Perhaps we need some concerted campaign within universities to give out free copies of OOo/run short hands-on courses so that people can see this for themselves. Maybe the central problem is that the university world (outside computing, at least) is too addicted to its daily fixes of Windows and Office.


Sam Levine said...

"Maybe the central problem is that the university world (outside computing, at least) is too addicted to its daily fixes of Windows and Office."

I'm not sure addicted is the right way of putting it.

I think that most people are just resistant to any kind of change, even one that could benefit them. You basically have to drag them, kicking and screaming, into the modern world.

The ideal answer is to have educational institutions of all levels demand open source software whenever possible. Giving students black boxes is not a good way for them to learn (I'd also like a pony and the moon on a stick).
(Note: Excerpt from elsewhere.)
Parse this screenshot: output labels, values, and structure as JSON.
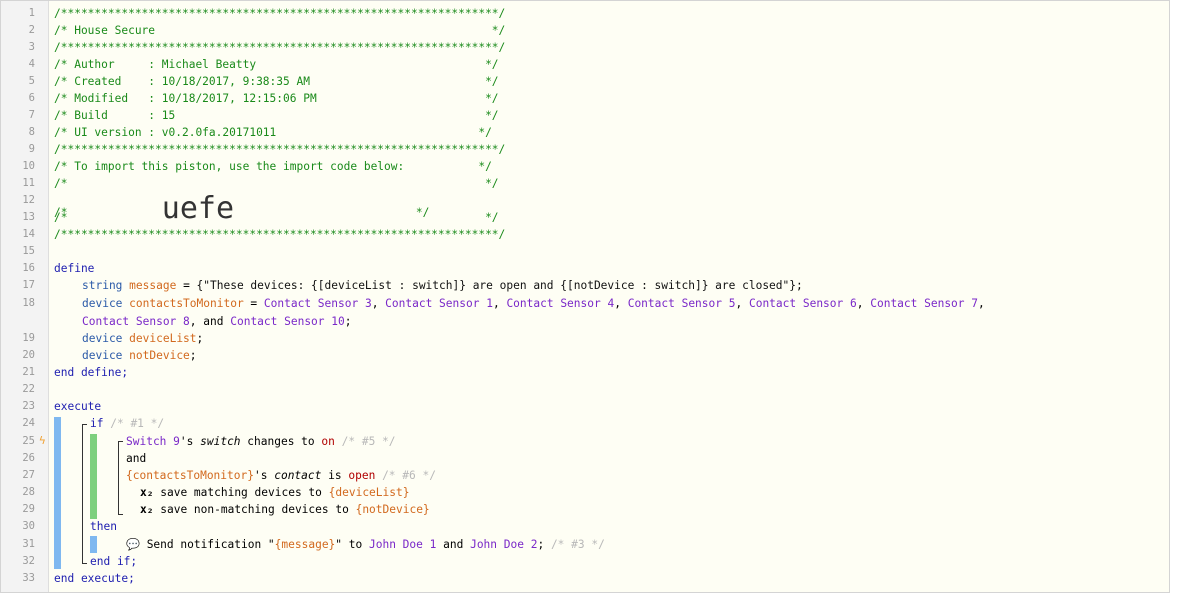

The most likely answer that will work is to have individual educators demand submissions in ODF format to begin with and provide media with OpenOffice.org for those who need it.

Glyn Moody said...

Well, yes, it was a slightly loaded term....

But equally it expresses the feeling I get that some people wouldn't even contemplate doing without it.

As you say, we need some strong souls to start demanding ODF at all levels. It will take time, but the argument in OOo's favour will only get stronger.

Justin Stanczak said...

I work for a university and I must say it's a hard road getting them to change. But I've had some success. First I have them all podcasting with Audacity, and they really like it. Now I'm working on a project to buy 30 Linux Eee PC's for a pilot class. Really if you get a group of faculty to accept it, and show them something they can really use it for they will spread it to the others. They really couldn't stop talking about how great Audacity is. Key is to make it "SUPER" simple to use. They just want to teach and nothing else. If it doesn't make teaching better for them, then scrap it and find a new direction. I think the reason they don't care is because they never pay for MS stuff, it's just there for them to use.

Glyn Moody said...

Thanks for those very good points. I'm sure you're right that simplicity is key; in the past open source has sinned in that area, but it's definitely getting better - Audacity is one example, Firefox and Ubuntu others.

Good luck with the Asus Eee Pcs - sounds like a cool idea.

ChemSpiderman said...

I commented here about PDF files being "capable" if work is done to extend them.


Why are we fighting them...why not extend the capabilities? Why not "work on" the issues in PDF so that they aren't issues anymore? Why not work to extend PDFs for Life SCiences by adding appropriate capabilities? I'm all for asking Adobe directly and will hunt down the Life Science person if I can and try and negotiate a discussion about PDF. There are certain parties so focused on kill and build anew whereas I think there is a possibility to nurture and extend.

Glyn Moody said...

It would certainly be good if PDF could be opened up, but I have my doubts whether Adobe would do that or encourage others to do it. Although they've made noises about opening up, they are clearly very cautious about loosening their grip on sectors where they dominate.